Sepsis and Clinical decision support system:
Sepsis is one of the most common and fatal medical conditions associated with many patient deaths in the United States of America (Angus et al., 2001). Every year 50% of the patient death is associated to Sepsis(Apostolova & Velez, 2018). Most of these deaths are speculated to have occurred because the CDS system fails to identify the onset of the infection in a patient (Apostolova & Velez, 2018). Hence, an intervention to curb the infection by early detection is needed. In a study done at Rush University Medical Center, Chicago, IL, an attempt to standardize the early recognition and treatment workflow to reduce both mortality and cost of healthcare showed that the evidence based care facilitated improvement in the early recognition of sepsis (Dale, Barbee James, Casey, & Stein, 2016). Lab data and Vital data have been used to detect sepsis using SIRS and SOFA scores (Marik & Taeb, 2017). One of the most recent prediction model that has said to outrun both SIRS and SOFA scores is Insight, which is machine learning based algorithm (Mao et al., 2018).

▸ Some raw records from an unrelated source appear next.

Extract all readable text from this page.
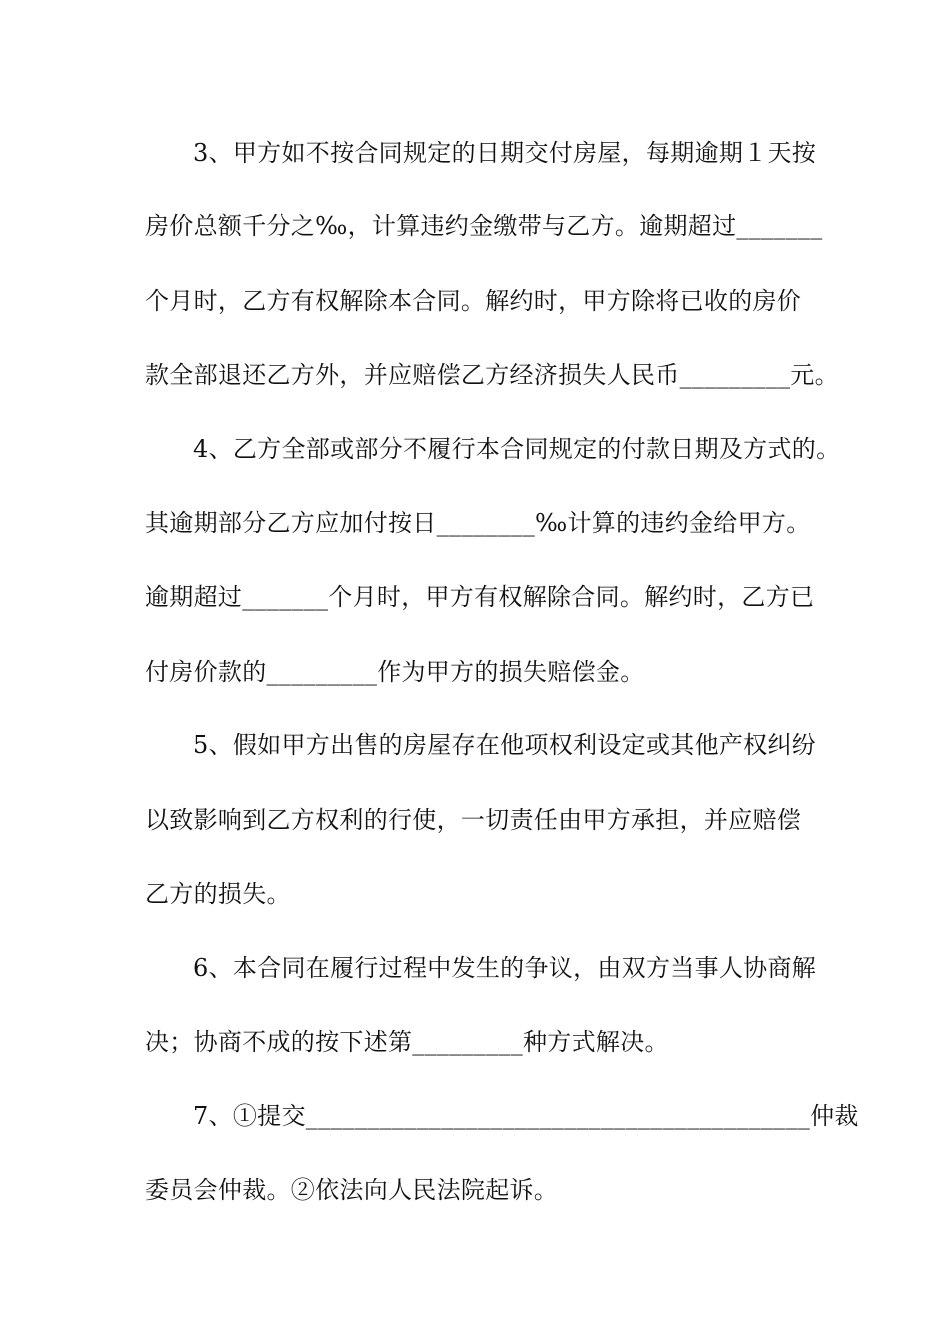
3、甲方如不按合同规定的日期交付房屋，每期逾期１天按
房价总额千分之‰，计算违约金缴带与乙方。逾期超过_______
个月时，乙方有权解除本合同。解约时，甲方除将已收的房价
款全部退还乙方外，并应赔偿乙方经济损失人民币_________元。
4、乙方全部或部分不履行本合同规定的付款日期及方式的。
其逾期部分乙方应加付按日________‰计算的违约金给甲方。
逾期超过_______个月时，甲方有权解除合同。解约时，乙方已
付房价款的_________作为甲方的损失赔偿金。
5、假如甲方出售的房屋存在他项权利设定或其他产权纠纷
以致影响到乙方权利的行使，一切责任由甲方承担，并应赔偿
乙方的损失。
6、本合同在履行过程中发生的争议，由双方当事人协商解
决；协商不成的按下述第_________种方式解决。
7、①提交_________________________________________仲裁
委员会仲裁。②依法向人民法院起诉。
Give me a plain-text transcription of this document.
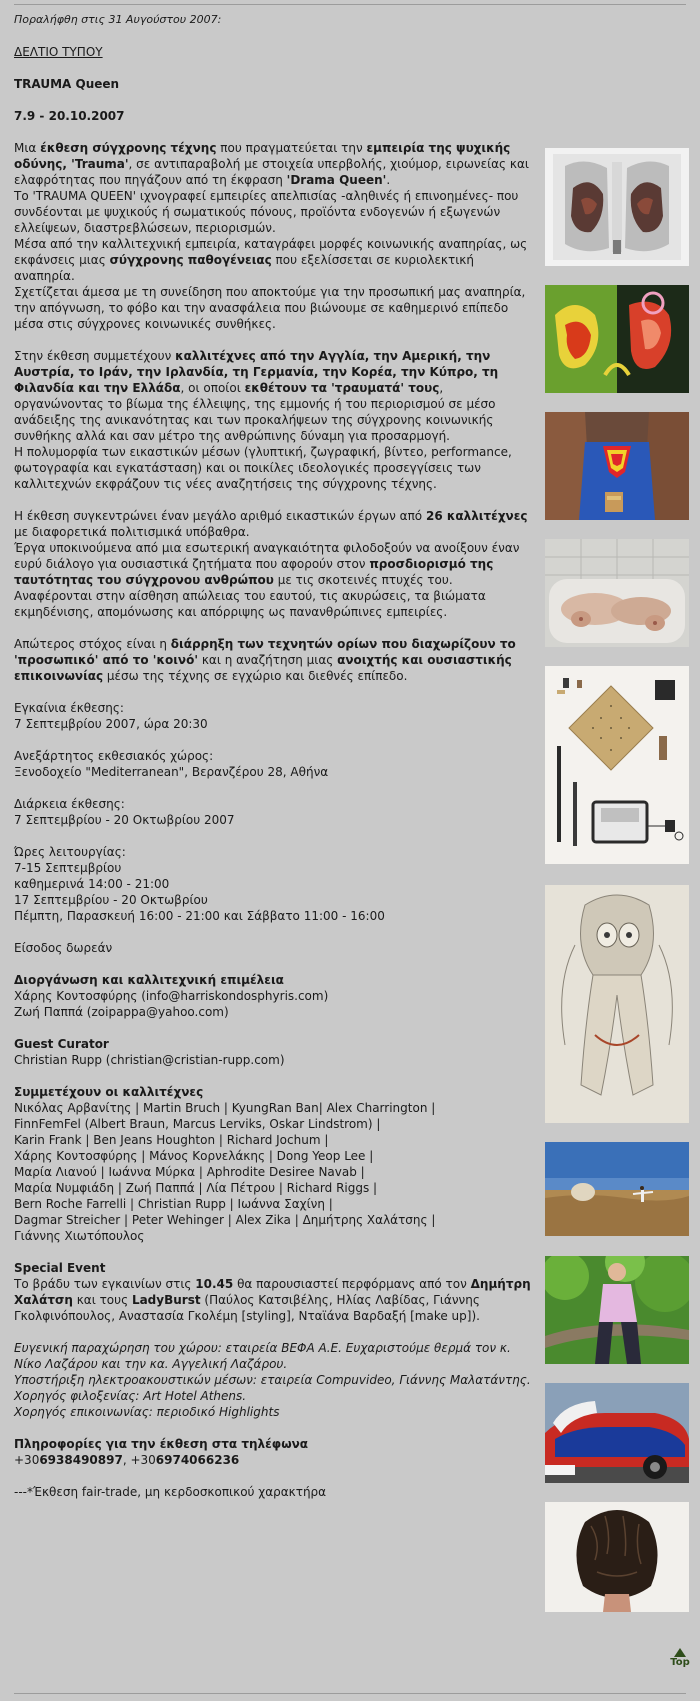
Ποραλήφθη στις 31 Αυγούστου 2007:

ΔΕΛΤΙΟ ΤΥΠΟΥ

TRAUMA Queen

7.9 - 20.10.2007

Μια έκθεση σύγχρονης τέχνης που πραγματεύεται την εμπειρία της ψυχικής οδύνης, 'Trauma', σε αντιπαραβολή με στοιχεία υπερβολής, χιούμορ, ειρωνείας και ελαφρότητας που πηγάζουν από τη έκφραση 'Drama Queen'.

Το 'TRAUMA QUEEN' ιχνογραφεί εμπειρίες απελπισίας -αληθινές ή επινοημένες- που συνδέονται με ψυχικούς ή σωματικούς πόνους, προϊόντα ενδογενών ή εξωγενών ελλείψεων, διαστρεβλώσεων, περιορισμών.

Μέσα από την καλλιτεχνική εμπειρία, καταγράφει μορφές κοινωνικής αναπηρίας, ως εκφάνσεις μιας σύγχρονης παθογένειας που εξελίσσεται σε κυριολεκτική αναπηρία.

Σχετίζεται άμεσα με τη συνείδηση που αποκτούμε για την προσωπική μας αναπηρία, την απόγνωση, το φόβο και την ανασφάλεια που βιώνουμε σε καθημερινό επίπεδο μέσα στις σύγχρονες κοινωνικές συνθήκες.

Στην έκθεση συμμετέχουν καλλιτέχνες από την Αγγλία, την Αμερική, την Αυστρία, το Ιράν, την Ιρλανδία, τη Γερμανία, την Κορέα, την Κύπρο, τη Φιλανδία και την Ελλάδα, οι οποίοι εκθέτουν τα 'τραυματά' τους, οργανώνοντας το βίωμα της έλλειψης, της εμμονής ή του περιορισμού σε μέσο ανάδειξης της ανικανότητας και των προκαλήψεων της σύγχρονης κοινωνικής συνθήκης αλλά και σαν μέτρο της ανθρώπινης δύναμη για προσαρμογή.

Η πολυμορφία των εικαστικών μέσων (γλυπτική, ζωγραφική, βίντεο, performance, φωτογραφία και εγκατάσταση) και οι ποικίλες ιδεολογικές προσεγγίσεις των καλλιτεχνών εκφράζουν τις νέες αναζητήσεις της σύγχρονης τέχνης.

Η έκθεση συγκεντρώνει έναν μεγάλο αριθμό εικαστικών έργων από 26 καλλιτέχνες με διαφορετικά πολιτισμικά υπόβαθρα.

Έργα υποκινούμενα από μια εσωτερική αναγκαιότητα φιλοδοξούν να ανοίξουν έναν ευρύ διάλογο για ουσιαστικά ζητήματα που αφορούν στον προσδιορισμό της ταυτότητας του σύγχρονου ανθρώπου με τις σκοτεινές πτυχές του. Αναφέρονται στην αίσθηση απώλειας του εαυτού, τις ακυρώσεις, τα βιώματα εκμηδένισης, απομόνωσης και απόρριψης ως πανανθρώπινες εμπειρίες.

Απώτερος στόχος είναι η διάρρηξη των τεχνητών ορίων που διαχωρίζουν το 'προσωπικό' από το 'κοινό' και η αναζήτηση μιας ανοιχτής και ουσιαστικής επικοινωνίας μέσω της τέχνης σε εγχώριο και διεθνές επίπεδο.

Εγκαίνια έκθεσης:

7 Σεπτεμβρίου 2007, ώρα 20:30

Ανεξάρτητος εκθεσιακός χώρος:

Ξενοδοχείο "Mediterranean", Βερανζέρου 28, Αθήνα

Διάρκεια έκθεσης:

7 Σεπτεμβρίου - 20 Οκτωβρίου 2007

Ώρες λειτουργίας:

7-15 Σεπτεμβρίου

καθημερινά 14:00 - 21:00

17 Σεπτεμβρίου - 20 Οκτωβρίου

Πέμπτη, Παρασκευή 16:00 - 21:00 και Σάββατο 11:00 - 16:00

Είσοδος δωρεάν

Διοργάνωση και καλλιτεχνική επιμέλεια

Χάρης Κοντοσφύρης (info@harriskondosphyris.com)

Ζωή Παππά (zoipappa@yahoo.com)

Guest Curator

Christian Rupp (christian@cristian-rupp.com)

Συμμετέχουν οι καλλιτέχνες

Νικόλας Αρβανίτης | Martin Bruch | KyungRan Ban| Alex Charrington |
FinnFemFel (Albert Braun, Marcus Lerviks, Oskar Lindstrom) |
Karin Frank | Ben Jeans Houghton | Richard Jochum |
Χάρης Κοντοσφύρης | Μάνος Κορνελάκης | Dong Yeop Lee |
Μαρία Λιανού | Ιωάννα Μύρκα | Aphrodite Desiree Navab |
Μαρία Νυμφιάδη | Ζωή Παππά | Λία Πέτρου | Richard Riggs |
Bern Roche Farrelli | Christian Rupp | Ιωάννα Σαχίνη |
Dagmar Streicher | Peter Wehinger | Alex Zika | Δημήτρης Χαλάτσης |
Γιάννης Χιωτόπουλος

Special Event

Το βράδυ των εγκαινίων στις 10.45 θα παρουσιαστεί περφόρμανς από τον Δημήτρη Χαλάτση και τους LadyBurst (Παύλος Κατσιβέλης, Ηλίας Λαβίδας, Γιάννης Γκολφινόπουλος, Αναστασία Γκολέμη [styling], Νταϊάνα Βαρδαξή [make up]).

Ευγενική παραχώρηση του χώρου: εταιρεία ΒΕΦΑ Α.Ε. Ευχαριστούμε θερμά τον κ. Νίκο Λαζάρου και την κα. Αγγελική Λαζάρου.
Υποστήριξη ηλεκτροακουστικών μέσων: εταιρεία Compuvideo, Γιάννης Μαλατάντης.
Χορηγός φιλοξενίας: Art Hotel Athens.
Χορηγός επικοινωνίας: περιοδικό Highlights

Πληροφορίες για την έκθεση στα τηλέφωνα

+306938490897, +306974066236

---*Έκθεση fair-trade, μη κερδοσκοπικού χαρακτήρα

Top
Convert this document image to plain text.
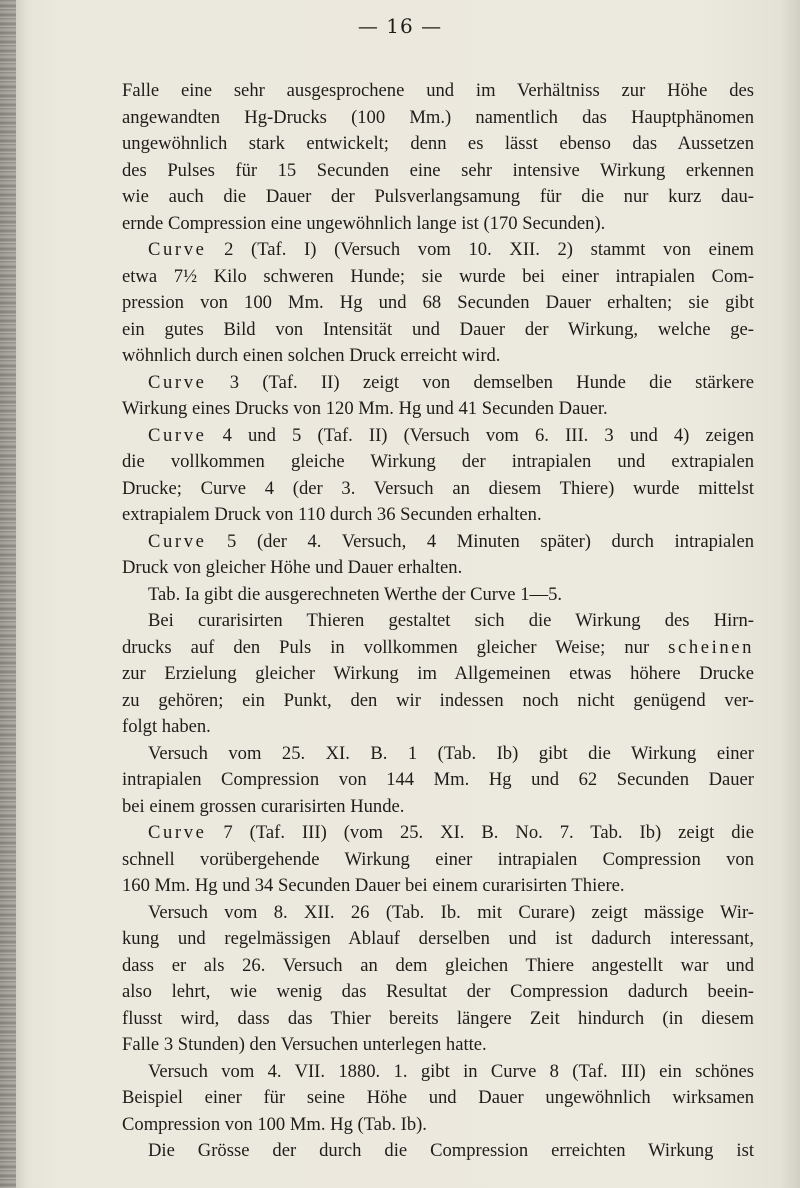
— 16 —
Falle eine sehr ausgesprochene und im Verhältniss zur Höhe des
angewandten Hg-Drucks (100 Mm.) namentlich das Hauptphänomen
ungewöhnlich stark entwickelt; denn es lässt ebenso das Aussetzen
des Pulses für 15 Secunden eine sehr intensive Wirkung erkennen
wie auch die Dauer der Pulsverlangsamung für die nur kurz dau-
ernde Compression eine ungewöhnlich lange ist (170 Secunden).
Curve 2 (Taf. I) (Versuch vom 10. XII. 2) stammt von einem
etwa 7½ Kilo schweren Hunde; sie wurde bei einer intrapialen Com-
pression von 100 Mm. Hg und 68 Secunden Dauer erhalten; sie gibt
ein gutes Bild von Intensität und Dauer der Wirkung, welche ge-
wöhnlich durch einen solchen Druck erreicht wird.
Curve 3 (Taf. II) zeigt von demselben Hunde die stärkere
Wirkung eines Drucks von 120 Mm. Hg und 41 Secunden Dauer.
Curve 4 und 5 (Taf. II) (Versuch vom 6. III. 3 und 4) zeigen
die vollkommen gleiche Wirkung der intrapialen und extrapialen
Drucke; Curve 4 (der 3. Versuch an diesem Thiere) wurde mittelst
extrapialem Druck von 110 durch 36 Secunden erhalten.
Curve 5 (der 4. Versuch, 4 Minuten später) durch intrapialen
Druck von gleicher Höhe und Dauer erhalten.
Tab. Ia gibt die ausgerechneten Werthe der Curve 1—5.
Bei curarisirten Thieren gestaltet sich die Wirkung des Hirn-
drucks auf den Puls in vollkommen gleicher Weise; nur scheinen
zur Erzielung gleicher Wirkung im Allgemeinen etwas höhere Drucke
zu gehören; ein Punkt, den wir indessen noch nicht genügend ver-
folgt haben.
Versuch vom 25. XI. B. 1 (Tab. Ib) gibt die Wirkung einer
intrapialen Compression von 144 Mm. Hg und 62 Secunden Dauer
bei einem grossen curarisirten Hunde.
Curve 7 (Taf. III) (vom 25. XI. B. No. 7. Tab. Ib) zeigt die
schnell vorübergehende Wirkung einer intrapialen Compression von
160 Mm. Hg und 34 Secunden Dauer bei einem curarisirten Thiere.
Versuch vom 8. XII. 26 (Tab. Ib. mit Curare) zeigt mässige Wir-
kung und regelmässigen Ablauf derselben und ist dadurch interessant,
dass er als 26. Versuch an dem gleichen Thiere angestellt war und
also lehrt, wie wenig das Resultat der Compression dadurch beein-
flusst wird, dass das Thier bereits längere Zeit hindurch (in diesem
Falle 3 Stunden) den Versuchen unterlegen hatte.
Versuch vom 4. VII. 1880. 1. gibt in Curve 8 (Taf. III) ein schönes
Beispiel einer für seine Höhe und Dauer ungewöhnlich wirksamen
Compression von 100 Mm. Hg (Tab. Ib).
Die Grösse der durch die Compression erreichten Wirkung ist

A number of algorithms have been created to identify Sepsis using combination unstructured notes and structured data. Utilizing nursing notes, in combination structured health data, to create an automated alert system achieved an high F1-score and showed promising results by detecting patients at risk of sepsis (Apostolova & Velez, 2018). Another similar study done to create an automated trigger for Sepsis in emergency showed massive success when the unstructured data was used in combination with structured data. The data was fed into a Natural language processing (NLP) algorithm and then a predictive model was built to accurately predict the cases of Sepsis from the data (Horng et al., 2017). The results of this research showed that when the NLP algorithms were introduced into the predictive model, the system became more sensitive and specific to detecting positive cases of sepsis. In the following research we will use a different set of health data together with notes data to explore the possibilities with NLP and try to identify cases of sepsis.
Goal of this paper:
With the help of Natural language Processing (NLP) we will explore how we can utilize the unstructured care givers notes to improve the sensitivity and specificity of the CDS towards detecting cases of patients at risk to sepsis. NLP concepts will be identified using literature review and an exploratory analysis will be done to understand how these concepts process the unstructured notes. The results obtained will be used to suggest further steps for building a more specific predictive model and reduce alert fatigue.
 Literature review:
Natural Language processing and clinical decision support system:
A service based CDS provide efficient support due to the involvement of machine-learning and data mining techniques (Wright & Sittig, 2008). In the recent years, CDS based on Natural language processing (NLP) has shown major breakthrough in care delivery. A number of pre-existing NLP based system such as cTakes are said to show massive success in understanding clinical notes and eventually delivering timely care (Savova, Masanz, et al., 2010). NLP is said to have the potential to drastically improve the three major components of CDS – clinical knowledge, interventions , and decision rules (Demner-Fushman, Chapman, & McDonald, 2009).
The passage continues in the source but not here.